Fragmentary Narratives

This is an Archive of a Past Event

Fragmentary Narratives, the group exhibition opening February 9 in the Stanford Art Gallery with an opening reception on Thursday, February 11 from 5 - 7pm, explores the fragmentary nature of social and historical narratives in the works of four prominent contemporary Chinese artists: Fang Lijun, Xie Xiaoze, Yang Jiecang, and Yang Shaobin. Working from images found in newspapers, magazines, television and the internet, the artists deal with the superficiality of popular culture and how we perceive reality in a media-saturated world, while transforming the transitory imagery into seemingly more permanent art objects such as paintings.  The exhibition is curated by Ji Shaofeng, associate director of the Hubei Museum of Art. 

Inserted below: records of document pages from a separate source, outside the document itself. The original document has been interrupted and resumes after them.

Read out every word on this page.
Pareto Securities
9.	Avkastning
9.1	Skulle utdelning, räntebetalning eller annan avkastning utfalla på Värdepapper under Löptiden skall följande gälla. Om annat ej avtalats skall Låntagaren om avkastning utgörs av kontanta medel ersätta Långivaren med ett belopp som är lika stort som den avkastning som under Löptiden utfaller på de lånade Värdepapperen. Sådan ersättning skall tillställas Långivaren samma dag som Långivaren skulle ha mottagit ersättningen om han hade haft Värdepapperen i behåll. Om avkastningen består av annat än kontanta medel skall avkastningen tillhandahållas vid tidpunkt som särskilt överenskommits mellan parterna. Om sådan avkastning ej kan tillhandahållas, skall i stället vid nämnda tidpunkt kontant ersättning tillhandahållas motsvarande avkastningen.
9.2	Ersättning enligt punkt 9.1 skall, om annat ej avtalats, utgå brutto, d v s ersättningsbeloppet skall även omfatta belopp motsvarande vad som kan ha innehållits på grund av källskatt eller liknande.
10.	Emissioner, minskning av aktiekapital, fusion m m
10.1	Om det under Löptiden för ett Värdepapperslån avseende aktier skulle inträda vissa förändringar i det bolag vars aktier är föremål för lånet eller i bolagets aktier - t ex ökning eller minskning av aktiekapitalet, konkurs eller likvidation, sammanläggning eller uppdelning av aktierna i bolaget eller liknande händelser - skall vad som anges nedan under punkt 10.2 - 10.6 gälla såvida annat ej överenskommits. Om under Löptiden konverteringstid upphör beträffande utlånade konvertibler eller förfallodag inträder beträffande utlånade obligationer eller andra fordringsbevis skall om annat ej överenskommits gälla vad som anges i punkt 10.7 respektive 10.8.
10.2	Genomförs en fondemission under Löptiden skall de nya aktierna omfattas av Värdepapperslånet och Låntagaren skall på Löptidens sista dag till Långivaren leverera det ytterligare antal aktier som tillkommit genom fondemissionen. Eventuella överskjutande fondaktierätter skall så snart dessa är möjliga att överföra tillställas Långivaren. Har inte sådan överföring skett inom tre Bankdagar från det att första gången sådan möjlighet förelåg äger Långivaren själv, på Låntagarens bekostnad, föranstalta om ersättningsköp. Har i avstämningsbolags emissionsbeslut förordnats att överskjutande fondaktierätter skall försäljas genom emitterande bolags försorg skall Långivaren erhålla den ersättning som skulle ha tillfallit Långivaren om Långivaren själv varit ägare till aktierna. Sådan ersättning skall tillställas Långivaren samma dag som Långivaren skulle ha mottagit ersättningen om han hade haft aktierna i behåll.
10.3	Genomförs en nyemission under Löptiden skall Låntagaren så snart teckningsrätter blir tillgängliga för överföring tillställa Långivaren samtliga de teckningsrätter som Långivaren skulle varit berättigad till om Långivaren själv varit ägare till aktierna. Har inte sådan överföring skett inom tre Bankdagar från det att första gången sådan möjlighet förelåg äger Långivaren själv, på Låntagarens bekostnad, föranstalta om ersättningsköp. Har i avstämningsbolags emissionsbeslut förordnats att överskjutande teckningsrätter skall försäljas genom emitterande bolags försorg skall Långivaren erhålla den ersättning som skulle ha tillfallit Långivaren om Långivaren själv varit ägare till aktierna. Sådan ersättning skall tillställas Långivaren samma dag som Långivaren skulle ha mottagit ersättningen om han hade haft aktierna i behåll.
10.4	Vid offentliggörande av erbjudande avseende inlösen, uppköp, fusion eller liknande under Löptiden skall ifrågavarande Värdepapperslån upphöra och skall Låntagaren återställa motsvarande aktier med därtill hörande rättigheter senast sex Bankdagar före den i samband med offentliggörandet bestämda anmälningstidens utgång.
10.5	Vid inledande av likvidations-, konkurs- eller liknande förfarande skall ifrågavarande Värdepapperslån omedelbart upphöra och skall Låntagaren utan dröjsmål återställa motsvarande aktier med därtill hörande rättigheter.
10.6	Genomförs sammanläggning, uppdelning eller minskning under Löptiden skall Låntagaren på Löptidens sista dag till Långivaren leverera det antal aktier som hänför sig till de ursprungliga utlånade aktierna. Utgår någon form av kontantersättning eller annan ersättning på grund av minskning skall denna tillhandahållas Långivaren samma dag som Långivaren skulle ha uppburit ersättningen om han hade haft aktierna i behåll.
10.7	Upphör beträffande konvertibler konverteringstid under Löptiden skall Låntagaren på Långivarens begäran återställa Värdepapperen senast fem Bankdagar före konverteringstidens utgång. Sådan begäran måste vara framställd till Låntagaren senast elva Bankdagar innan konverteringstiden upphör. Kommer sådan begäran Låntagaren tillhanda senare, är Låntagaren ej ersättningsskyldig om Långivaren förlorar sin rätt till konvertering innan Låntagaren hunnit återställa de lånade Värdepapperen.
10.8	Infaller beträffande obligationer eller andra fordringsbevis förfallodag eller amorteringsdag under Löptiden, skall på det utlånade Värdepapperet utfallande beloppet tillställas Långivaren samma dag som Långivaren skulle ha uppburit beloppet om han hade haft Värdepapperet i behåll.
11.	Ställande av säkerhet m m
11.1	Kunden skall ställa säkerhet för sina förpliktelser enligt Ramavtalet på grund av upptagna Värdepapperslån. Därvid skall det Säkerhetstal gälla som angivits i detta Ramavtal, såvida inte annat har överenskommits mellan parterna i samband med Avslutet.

Fang Lijun: Spring 2008, a 4 by 8.8 m black and white painting, is filled with corpses taken from real historical images: the Paris Commune, Lenin in state, Hiroshima. Meanwhile, images of flies and mosquitos hide within the frame like various colored stains. Compared to his “bald period,” the subjects discussed in the new work clearly appear much more grand and abstract, reflecting on the “big questions” such as fate, death, ideals, transmigration, history and equality of all living creatures. While this is presented as the story of Fang Lijun pushing his work out from under his bald brand, it is better viewed as the artist’s update of old symbolic imagery.


Xie Xiaoze: historical ‘facts’ are fragments of stories that are constantly deconstructed and reconstructed; Xie paints fragments of events in a manner that thwarts story telling. They show us yesterday’s news, whether horrific, ordinary or banal, that resist coherency in a manner akin to digging up pieces of rubble at an archeological site.


Yang Jiechang has long been at the forefront of China’s Cantonese art scene and has gained acclaim for both his ink-based abstractions and his experimental works, through which he challenges Chinese traditions with a fierce contemporary spirit. Today, Yang’s work continues to blend traditional Chinese modes of representation with the pared-down aesthetics of Western movements such as Minimalism, Conceptualism, and abstraction. In one work, Oh My God!, Yang conflates thick calligraphic text and repeats the title until the words have become more of a pattern than a source of linguistic meaning. While his work takes inspiration from the West, Yang also uses distinctly Chinese materials such as silk, porcelain, and Chinese ink, in addition to neon, gauze, paint, and found objects.


Yang Shaobin's paintings are known for their refined composition, rich narrative and incisive commentary on the changing social landscape of China. Yang’s lush paintings combine worldwide news images to comment on prevailing violence in the media, achieving dramatic intensity and power.